Ngaa Rauru Kiitahi: third Taranaki settlement
27 November 2003 Media Statement
Ngaa Rauru Kiitahi: third Taranaki settlement signed
The Government and representatives of Ngaa Rauru Kiitahi have today signed a Deed of Settlement settling their historical claims.
Treaty Negotiations Minister Margaret Wilson said the Deed of Settlement was the third Taranaki settlement to be negotiated by the Crown, and the first to entirely negotiated by this Government. It is also the third Treaty settlement to be concluded this year along with the Ngati Awa and Ngati Tuwharetoa (Bay of Plenty) settlements.
Margaret Wilson said Maori and the general public should take heart that the settlements were being completed at an unprecented and steady rate, addressing historical grievances and providing financial redress that would open up opportunities in often rural communities. Today’s settlement covers all historical claims of the tribe, and specifically 10 that had been registered in the Waitangi Tribunal.
"The Deed of Settlement acknowledges the Crown’s past breaches of the Treaty of Waitangi in relation to Ngaa Rauru Kiitahi and provides the iwi with resources to assist them to develop their future economic and social well-being.”
The historical grievances of Ngaa Rauru Kiitahi arose from acts by the Crown in the nineteenth century, including the waging of war, the confiscation of land, inadequate compensation processes and the invasion and occupation of Parihaka.
“Some aspects of the iwi’s history are truly devastating. In one incident, a group of children were killed and maimed by government militia. The scars of the survivors have been both physical and emotional, and naturally the resulting grief and anger has been passed from one generation to the next.
“A settlement cannot undo that harm, but it does mark the day when the Crown has shown due respect for the tribe’s sadness. It has been clear throughout negotiations that Ngaa Rauru Kiitahi are an iwi focused on the future, and they have a real desire to strengthen their cutural traditions and their economic base for the benefit of generations coming through. New Zealand cannot afford to fully compensate each iwi for their historic losses, but we can make a practical and pragmatic contribution to their future development,” Margaret Wilson said.
Under the Deed of Settlement, the Crown:
formally apologises to Ngaa Rauru Kiitahi;
- provides financial redress of $31 million in recognition of the economic loss suffered;
- transfers five sites of significance;
- acknowledges their interest in fishing and in areas of importance to the iwi;
- gives the iwi a 50-year right of first refusal to buy, at full market value, certain Crown-owned land in the area.

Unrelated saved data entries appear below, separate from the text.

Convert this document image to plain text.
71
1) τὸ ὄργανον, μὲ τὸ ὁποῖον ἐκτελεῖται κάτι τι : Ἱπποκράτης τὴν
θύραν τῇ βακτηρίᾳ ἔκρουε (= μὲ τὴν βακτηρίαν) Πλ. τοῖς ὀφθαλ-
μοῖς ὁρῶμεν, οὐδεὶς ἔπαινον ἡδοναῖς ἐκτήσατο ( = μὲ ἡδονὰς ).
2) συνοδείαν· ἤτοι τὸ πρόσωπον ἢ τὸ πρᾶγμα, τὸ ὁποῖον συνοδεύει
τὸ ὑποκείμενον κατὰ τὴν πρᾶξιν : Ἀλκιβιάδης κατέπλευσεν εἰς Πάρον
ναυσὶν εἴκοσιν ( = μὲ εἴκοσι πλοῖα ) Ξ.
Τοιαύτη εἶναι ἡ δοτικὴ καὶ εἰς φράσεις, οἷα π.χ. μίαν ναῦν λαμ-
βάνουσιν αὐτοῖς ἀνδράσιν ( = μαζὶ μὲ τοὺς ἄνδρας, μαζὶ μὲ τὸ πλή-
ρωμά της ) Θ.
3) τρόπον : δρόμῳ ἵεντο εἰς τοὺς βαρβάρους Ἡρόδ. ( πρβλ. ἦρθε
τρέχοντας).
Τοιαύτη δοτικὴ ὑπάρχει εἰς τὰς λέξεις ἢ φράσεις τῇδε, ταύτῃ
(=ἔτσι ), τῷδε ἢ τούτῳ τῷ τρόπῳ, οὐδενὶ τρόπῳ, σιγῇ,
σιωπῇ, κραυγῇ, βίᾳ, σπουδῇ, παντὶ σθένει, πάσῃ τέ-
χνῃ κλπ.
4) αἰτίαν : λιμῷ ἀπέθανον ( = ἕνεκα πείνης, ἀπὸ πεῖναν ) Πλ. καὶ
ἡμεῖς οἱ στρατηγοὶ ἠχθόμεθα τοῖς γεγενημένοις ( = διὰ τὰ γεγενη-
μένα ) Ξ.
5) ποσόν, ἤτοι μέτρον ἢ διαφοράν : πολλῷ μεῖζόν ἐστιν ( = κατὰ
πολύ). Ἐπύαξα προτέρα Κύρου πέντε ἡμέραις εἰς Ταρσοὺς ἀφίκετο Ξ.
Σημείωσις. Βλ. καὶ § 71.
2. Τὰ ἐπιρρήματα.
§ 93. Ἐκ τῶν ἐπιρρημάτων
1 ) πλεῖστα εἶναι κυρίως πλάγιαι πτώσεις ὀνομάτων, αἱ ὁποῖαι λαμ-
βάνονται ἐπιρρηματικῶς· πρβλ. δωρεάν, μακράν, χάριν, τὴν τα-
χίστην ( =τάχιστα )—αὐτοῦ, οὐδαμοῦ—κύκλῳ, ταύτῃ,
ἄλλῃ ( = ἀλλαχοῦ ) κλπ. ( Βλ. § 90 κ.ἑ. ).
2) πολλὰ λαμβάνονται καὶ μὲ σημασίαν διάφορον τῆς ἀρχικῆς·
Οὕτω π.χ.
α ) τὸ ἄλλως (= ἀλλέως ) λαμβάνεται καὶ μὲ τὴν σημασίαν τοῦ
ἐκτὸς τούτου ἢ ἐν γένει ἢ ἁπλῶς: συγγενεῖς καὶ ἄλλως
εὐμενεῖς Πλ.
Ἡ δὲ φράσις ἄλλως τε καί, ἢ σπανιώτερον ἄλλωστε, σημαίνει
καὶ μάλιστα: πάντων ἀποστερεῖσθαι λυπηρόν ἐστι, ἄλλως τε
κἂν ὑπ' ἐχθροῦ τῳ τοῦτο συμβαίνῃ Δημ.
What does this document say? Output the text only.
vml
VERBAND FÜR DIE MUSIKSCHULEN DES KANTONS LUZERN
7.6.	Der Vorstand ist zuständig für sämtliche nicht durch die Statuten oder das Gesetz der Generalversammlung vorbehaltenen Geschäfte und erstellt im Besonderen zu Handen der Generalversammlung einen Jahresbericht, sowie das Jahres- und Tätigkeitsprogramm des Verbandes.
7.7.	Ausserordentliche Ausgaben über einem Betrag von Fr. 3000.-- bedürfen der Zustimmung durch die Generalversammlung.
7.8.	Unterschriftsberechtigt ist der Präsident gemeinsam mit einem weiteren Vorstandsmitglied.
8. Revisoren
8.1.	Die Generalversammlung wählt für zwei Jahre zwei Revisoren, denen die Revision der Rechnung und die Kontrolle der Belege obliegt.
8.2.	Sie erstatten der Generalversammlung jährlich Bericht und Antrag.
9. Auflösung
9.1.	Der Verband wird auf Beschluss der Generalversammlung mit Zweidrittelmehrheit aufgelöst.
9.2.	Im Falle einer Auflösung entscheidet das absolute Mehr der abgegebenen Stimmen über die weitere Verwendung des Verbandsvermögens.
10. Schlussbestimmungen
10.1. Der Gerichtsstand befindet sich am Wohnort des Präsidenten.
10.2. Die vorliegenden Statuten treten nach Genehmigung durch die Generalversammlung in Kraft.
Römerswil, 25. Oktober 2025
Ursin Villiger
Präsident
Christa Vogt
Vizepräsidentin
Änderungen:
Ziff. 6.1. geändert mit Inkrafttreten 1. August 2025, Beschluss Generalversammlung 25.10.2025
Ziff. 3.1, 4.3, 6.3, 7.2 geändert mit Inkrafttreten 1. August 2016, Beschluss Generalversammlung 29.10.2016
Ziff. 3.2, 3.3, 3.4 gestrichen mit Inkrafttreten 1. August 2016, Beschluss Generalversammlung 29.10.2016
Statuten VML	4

The Deed also includes some new redress items that put greater emphasis on creating a platform for building the future relationship between Ngaa Rauru Kiitahi and the Crown. There will be regular meetings between Ministers, government departments and the iwi to discuss issues of mutual importance.
The Deed is now conditional only on the establishment of a governance entity to receive and manage the settlement redress and the passage of legislation giving effect to the settlement.